The South African asphalt industry is working hard to reduce its carbon footprint and improve sustainability by using waste materials to provide road surfaces that last longer.
AECI Much Asphalt recently completed a successful trial using non-recyclable glass in the asphalt layer. As this concept continues to develop, another potential game-changer is being tested. This time it is Instant Bio-Bitumen, a carbon-negative alternative to conventional bitumen derived from the refining of crude oil for use as the binder in asphalt products.
Instant Bio-Bitumen combines asphaltenes extracted from naturally occurring hydrocarbon resins with a maltene component derived from waste cashew nut shells. It can be produced by blending the ingredients or introducing them individually during the asphalt manufacturing process.
The bio-bitumen dramatically reduces the SHEQ risks associated with traditional bitumen derived from crude oil, reduces total CO2 emissions in asphalt production, and provides a convenient solution for asphalt production in remote locations.
“International bitumen supply has been negatively impacted by the IMO 2020 regulations, which limit Sulphur in fuel oil for ships to 0.50% for marine fuels globally, as well as the international move to green energy. In South Africa, the closing down of refineries and limited capacity of those that remain means asphalt manufacturers must import most of their bitumen requirements,” explains Herman Marais, Director: Plant & Technical at AECI Much Asphalt.
“We need new solutions, and the development of alternative binders for flexible pavements that decrease impact on the environment is a significant breakthrough,” he says.
Morne Labuschagne, Technical Manager: Bitumen at AECI Much Asphalt, adds that several bio-bitumen products containing few to no petrochemical-derived materials are commercially available internationally. “We decided to investigate Instant Bio-Bitumen for use in South Africa due to its novel recipe and recent success in Europe.”
A study at AECI Much Asphalt’s Central Laboratory in Cape Town in 2022 compared the properties of a traditional asphalt mixture manufactured with 50/70 penetration grade bitumen from a local refinery and an asphalt mixture using Instant Bio-Bitumen. According to Labuschagne, the results showed that the properties of the traditional asphalt mixture using the wet blend process were similar but generally inferior to the dry blended asphalt mixture using Instant Bio-Bitumen.

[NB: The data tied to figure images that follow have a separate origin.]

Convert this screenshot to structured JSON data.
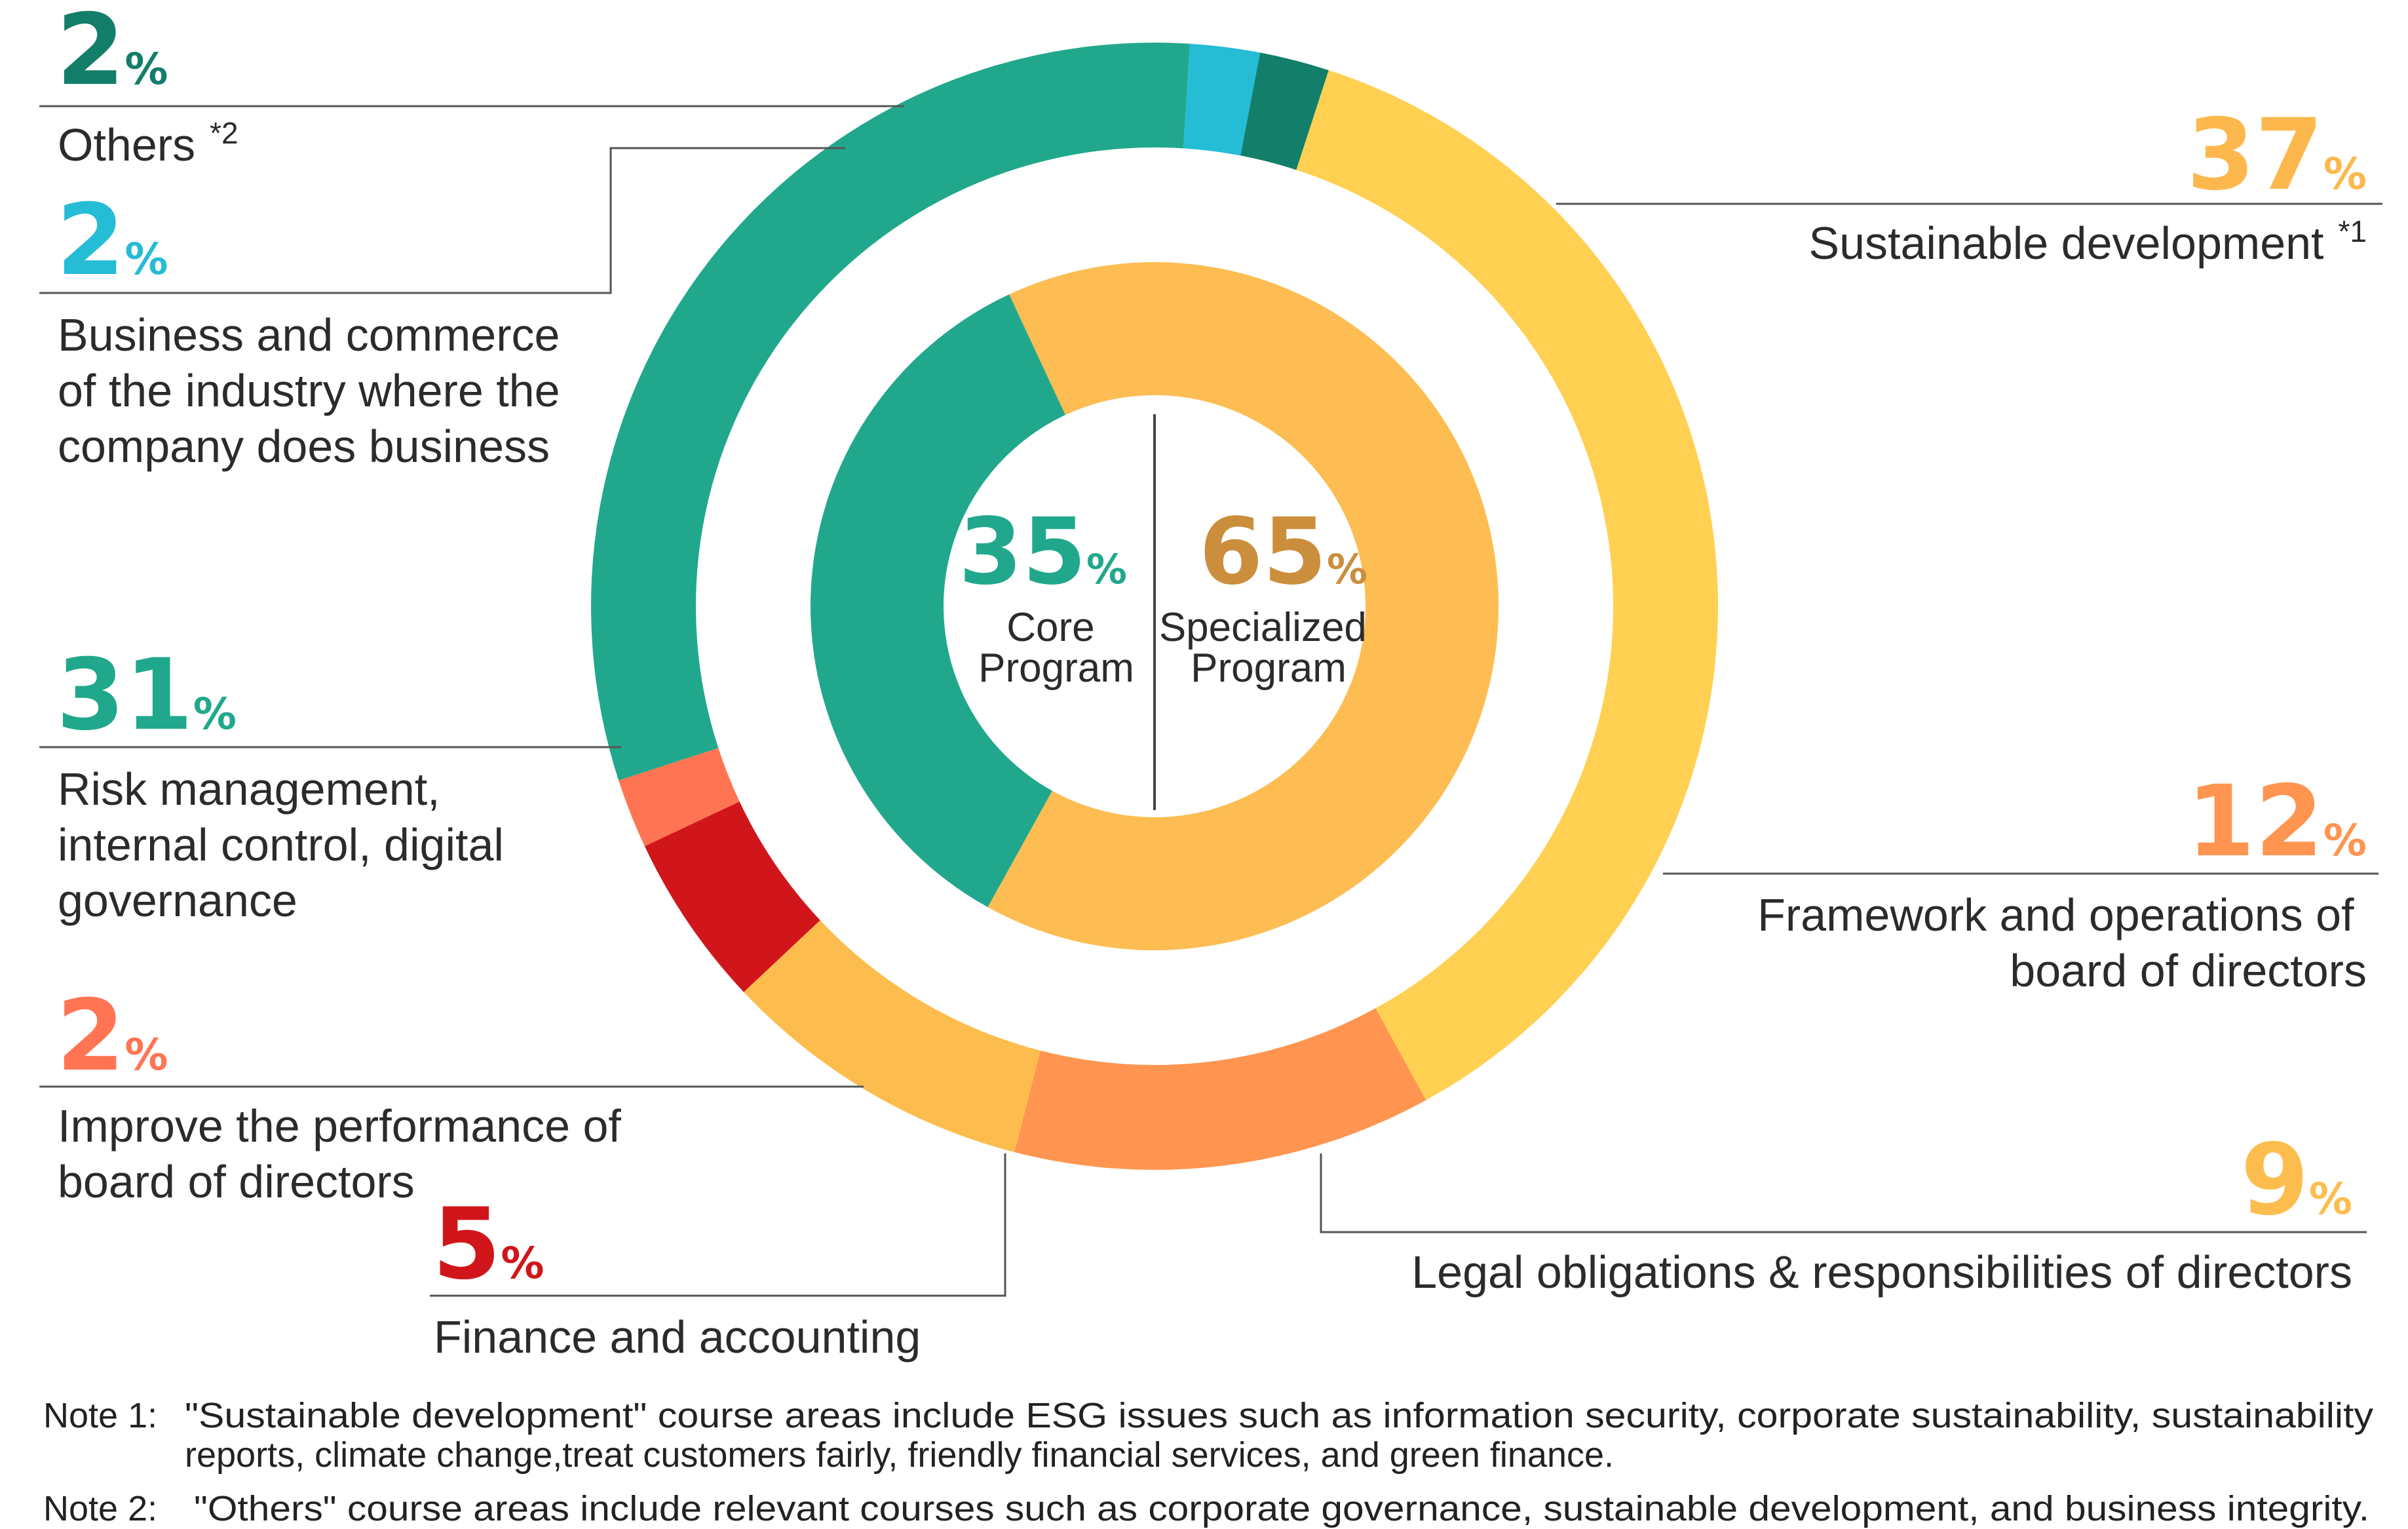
{
  "chart_data": {
    "type": "pie",
    "outer_ring": [
      {
        "id": "sustainable",
        "label": "Sustainable development",
        "note_mark": "*1",
        "value": 37,
        "unit": "%",
        "color": "#ffd052",
        "text_color": "#fdb84d"
      },
      {
        "id": "framework",
        "label_lines": [
          "Framework and operations of",
          "board of directors"
        ],
        "value": 12,
        "unit": "%",
        "color": "#ff9550",
        "text_color": "#ff9550"
      },
      {
        "id": "legal",
        "label": "Legal obligations & responsibilities of directors",
        "value": 9,
        "unit": "%",
        "color": "#fdbd4e",
        "text_color": "#fdbd4e"
      },
      {
        "id": "finance",
        "label": "Finance and accounting",
        "value": 5,
        "unit": "%",
        "color": "#d1161b",
        "text_color": "#d1161b"
      },
      {
        "id": "improve",
        "label_lines": [
          "Improve the performance of",
          "board of directors"
        ],
        "value": 2,
        "unit": "%",
        "color": "#ff7452",
        "text_color": "#ff7452"
      },
      {
        "id": "risk",
        "label_lines": [
          "Risk management,",
          "internal control, digital",
          "governance"
        ],
        "value": 31,
        "unit": "%",
        "color": "#21a88c",
        "text_color": "#21a88c"
      },
      {
        "id": "business",
        "label_lines": [
          "Business and commerce",
          "of the industry where the",
          "company does business"
        ],
        "value": 2,
        "unit": "%",
        "color": "#25bcd6",
        "text_color": "#25bcd6"
      },
      {
        "id": "others",
        "label": "Others",
        "note_mark": "*2",
        "value": 2,
        "unit": "%",
        "color": "#137e6a",
        "text_color": "#137e6a"
      }
    ],
    "inner_ring": [
      {
        "id": "specialized",
        "label_lines": [
          "Specialized",
          "Program"
        ],
        "value": 65,
        "unit": "%",
        "color": "#fdbd52",
        "text_color": "#cb8e3c"
      },
      {
        "id": "core",
        "label_lines": [
          "Core",
          "Program"
        ],
        "value": 35,
        "unit": "%",
        "color": "#21a88c",
        "text_color": "#21a88c"
      }
    ]
  },
  "notes": [
    {
      "label": "Note 1:",
      "lines": [
        "\"Sustainable development\" course areas include ESG issues such as information security, corporate sustainability, sustainability",
        "reports, climate change,treat customers fairly, friendly financial services, and green finance."
      ]
    },
    {
      "label": "Note 2:",
      "lines": [
        "\"Others\" course areas include relevant courses such as corporate governance, sustainable development, and business integrity."
      ]
    }
  ]
}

In February 2023 a plant trial was conducted at AECI Much Asphalt’s Contermankloof site in the Western Cape but not evaluated in detail due to lower-than-expected binder content. A second trial is planned, with the asphalt mixture to be donated to a primary school for repairs and maintenance to parking areas, walkways and access roads.
“We are planning more paving trials on higher volume roads in the Western Cape,” says Labuschagne. “We are also conducting more research using aggregates from different sources and Instant Bio-Bitumen with various asphaltene/maltene ratios. The incorporation of Instant Bio-Bitumen in warm mix asphalt with high ratios of reclaimed asphalt is the next step in our investigations.”
AECI Much Asphalt continues to explore alternative sustainable recycling streams for various other waste materials such as foundry sand, waste shock tube generated by the explosives industry, Sulphur by-products and filter cake generated during mineral oil recycling. Watch this space.